Silent Cut: "Kopf ist bei der Arbeit freier“

Er war in seinem Geburtsland Polen der erste Mann, der neben dem Herrenfach auch das Damenfach lernte. Ein Mann habe bisher noch nie einen „Silent Cut“ bei ihm gebucht. „Ich freue mich jedes Mal, wenn Kunden dieses Extra buchen. Das Ergebnis wird zwar nicht besser, schließlich bin ich Profi, aber mein Kopf ist bei der Arbeit freier.“

Einen „Silent Moment“ bekommen die Kunden von Christian Kaiser, Obermeister der Friseurinnung München, wenn die Farbe einwirkt.
Einen „Silent Moment“ bekommen die Kunden von Christian Kaiser, Obermeister der Friseurinnung München, wenn die Farbe einwirkt. © Anna Kelbel

Der Obermeister der Friseurinnung München, Christian Kaiser, sieht das anders. In seinem Salon in Sendling bietet der 56-Jährige keinen stillen Schnitt an. "100 Prozent Silent Cut ist nicht möglich", so Kaiser, der, passend zu seinem Namen, beim Salon König lernte. Schneide- oder Föhngeräusche, aber auch Gesprächsfetzen vom Stuhl nebenan seien unvermeidlich. "Da bräuchte man schon eine abgeschlossene Kabine."
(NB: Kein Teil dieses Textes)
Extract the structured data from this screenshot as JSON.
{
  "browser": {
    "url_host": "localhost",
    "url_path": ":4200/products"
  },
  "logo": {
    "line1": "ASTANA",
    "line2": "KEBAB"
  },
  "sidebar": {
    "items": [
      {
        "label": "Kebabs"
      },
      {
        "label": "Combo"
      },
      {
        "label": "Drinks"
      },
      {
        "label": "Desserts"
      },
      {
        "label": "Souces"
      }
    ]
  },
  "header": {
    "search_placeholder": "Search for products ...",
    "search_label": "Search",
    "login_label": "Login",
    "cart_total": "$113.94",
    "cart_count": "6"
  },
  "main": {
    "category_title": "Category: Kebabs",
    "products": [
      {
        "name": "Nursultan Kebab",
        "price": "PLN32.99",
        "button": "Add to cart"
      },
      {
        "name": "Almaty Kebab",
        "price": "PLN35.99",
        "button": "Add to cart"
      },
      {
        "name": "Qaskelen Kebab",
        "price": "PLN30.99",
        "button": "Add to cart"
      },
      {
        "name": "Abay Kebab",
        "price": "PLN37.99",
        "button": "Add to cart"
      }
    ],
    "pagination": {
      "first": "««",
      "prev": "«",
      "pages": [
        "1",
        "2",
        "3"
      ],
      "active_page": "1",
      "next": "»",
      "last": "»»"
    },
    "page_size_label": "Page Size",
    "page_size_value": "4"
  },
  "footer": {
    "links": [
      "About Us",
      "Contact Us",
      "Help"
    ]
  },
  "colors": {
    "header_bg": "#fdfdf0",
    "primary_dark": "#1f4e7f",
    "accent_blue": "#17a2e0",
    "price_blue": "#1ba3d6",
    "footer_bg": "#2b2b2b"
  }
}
Außerdem müsse man den Kunden beraten und ihn etwas kennenlernen, um zu sehen, welche Frisur für ihn passt. Für Kaiser, seit 23 Jahren Obermeister, ist "Kommunikation eine Schlüsselqualifikation im Friseurhandwerk".

"Bin gerne im Austausch – am liebsten über Politik"

Wenn jemand seine Ruhe möchte, akzeptiert er das auch. Gerade beim Haarewaschen sollen seine Kunden entspannen: "Ich bin jedoch auch gerne im Austausch – am liebsten über Politik."

Unter den Stammkunden des Friseurmeisters mit Salon in Sendling sind einige Politiker. "Auch welche, mit deren Meinung ich nicht immer übereinstimme", so Kaiser. "Aber ich schätze den Diskurs sehr."

Im "Silent Room" im ersten Obergeschoss ihres Friseursalons möchte Jasmin Kohlmayer, dass ihre Kunden zur Ruhe kommen.
Im "Silent Room" im ersten Obergeschoss ihres Friseursalons möchte Jasmin Kohlmayer, dass ihre Kunden zur Ruhe kommen. © Anna Kelbel

Am Zeitgeschehen dran zu bleiben, das ist auch der Friseurmeisterin Jasmin Kohlmayer wichtig. "Damit man mit den Kunden gut ins Gespräch kommt." Trotzdem mag die 50-Jährige es gerne etwas ruhiger: In ihrem Salon in der Schwanthalerhöhe bietet sie schon seit zwei Jahren einen "Silent Cut" an.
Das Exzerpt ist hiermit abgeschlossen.